The MTS-backed change in process was brought in to standardize pay and working conditions and reduce redundancies in negotiations.

“We believe that a teacher who works in the Winnipeg School Division, where I used to work, should have the same salary and benefits and articles in the collective agreement that a teacher (has) in Swan River or Thompson or Beausejour,” said Martindale, who represents upwards of 16,600 teachers in Manitoba. “And that’s something that this agreement moves forward.”

The end of the agreement will result in the creation of a universal salary scale.

While acknowledging there was “give and take” as union leaders sorted through expired agreements, the union president called the end result a good deal that will address recruitment and retention challenges in the workforce.

School boards are prepared for the initial costs of the agreement because they were advised to set aside money for retroactive payments during the most recent budget cycle, said Sandy Nemeth, president of the MSBA.

Back pay will be disbursed by individual school divisions in the coming months.

“It’s the years ahead of us that I think there’s going to be some tough conversations and maybe some hard decisions that have to be made,” Nemeth told reporters.

The turnout rate of the MTS vote on the contract, which took place Aug. 1-7, was just shy of 70 per cent.
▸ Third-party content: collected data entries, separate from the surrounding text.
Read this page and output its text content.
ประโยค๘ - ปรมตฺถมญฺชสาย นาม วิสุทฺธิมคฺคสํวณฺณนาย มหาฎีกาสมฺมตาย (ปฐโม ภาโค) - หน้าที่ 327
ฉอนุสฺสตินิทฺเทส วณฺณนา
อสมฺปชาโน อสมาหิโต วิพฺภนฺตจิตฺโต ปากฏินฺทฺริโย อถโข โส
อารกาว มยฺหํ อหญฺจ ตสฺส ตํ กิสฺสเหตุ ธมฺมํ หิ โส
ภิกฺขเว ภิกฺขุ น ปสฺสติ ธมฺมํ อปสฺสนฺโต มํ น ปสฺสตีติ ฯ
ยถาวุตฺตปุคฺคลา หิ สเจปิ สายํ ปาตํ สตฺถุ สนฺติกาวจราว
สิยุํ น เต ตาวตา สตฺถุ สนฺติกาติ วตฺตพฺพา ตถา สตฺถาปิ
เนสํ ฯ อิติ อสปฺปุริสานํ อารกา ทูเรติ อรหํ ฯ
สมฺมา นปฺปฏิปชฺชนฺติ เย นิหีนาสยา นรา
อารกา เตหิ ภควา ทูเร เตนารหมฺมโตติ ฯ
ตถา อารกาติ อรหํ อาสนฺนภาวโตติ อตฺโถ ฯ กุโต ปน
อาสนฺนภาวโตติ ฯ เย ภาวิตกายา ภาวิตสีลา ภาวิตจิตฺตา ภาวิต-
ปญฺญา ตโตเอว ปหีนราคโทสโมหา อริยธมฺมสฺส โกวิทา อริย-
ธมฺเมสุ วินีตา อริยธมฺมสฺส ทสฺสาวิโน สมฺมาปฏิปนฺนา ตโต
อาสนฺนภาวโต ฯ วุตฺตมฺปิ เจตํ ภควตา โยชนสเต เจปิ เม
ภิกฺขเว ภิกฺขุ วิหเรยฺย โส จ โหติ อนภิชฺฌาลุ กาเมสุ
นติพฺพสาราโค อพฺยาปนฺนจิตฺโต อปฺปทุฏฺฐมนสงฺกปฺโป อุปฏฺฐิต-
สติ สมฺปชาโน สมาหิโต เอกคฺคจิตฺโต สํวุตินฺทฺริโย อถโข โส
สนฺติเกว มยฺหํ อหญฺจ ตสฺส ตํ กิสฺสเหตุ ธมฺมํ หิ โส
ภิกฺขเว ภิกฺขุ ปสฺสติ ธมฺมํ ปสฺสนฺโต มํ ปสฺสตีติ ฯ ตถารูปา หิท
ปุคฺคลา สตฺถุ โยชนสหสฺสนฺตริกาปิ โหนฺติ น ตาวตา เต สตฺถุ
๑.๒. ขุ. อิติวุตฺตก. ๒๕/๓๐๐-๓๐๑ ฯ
Ninety-five per cent of voters endorsed the contract.

Hladun said she’s glad to have spent part of her summer break parsing the details of a tentative agreement reached on July 11 and voting in favour of the deal.

Hladun, who’s entering her sixth year of teaching this fall, said the highlights include salary top-ups, additional personal time and universal minimum preparatory periods enshrined in writing.

Starting in 2025-26, all teachers will be entitled to a minimum of 210 minutes of prep every cycle (typically a six-school day rotation). MTS indicated that figure is an improvement for 19 school divisions.

The union’s francophone bargaining team continues to negotiate on a separate deal for employees of the Division scolaire franco-manitobaine.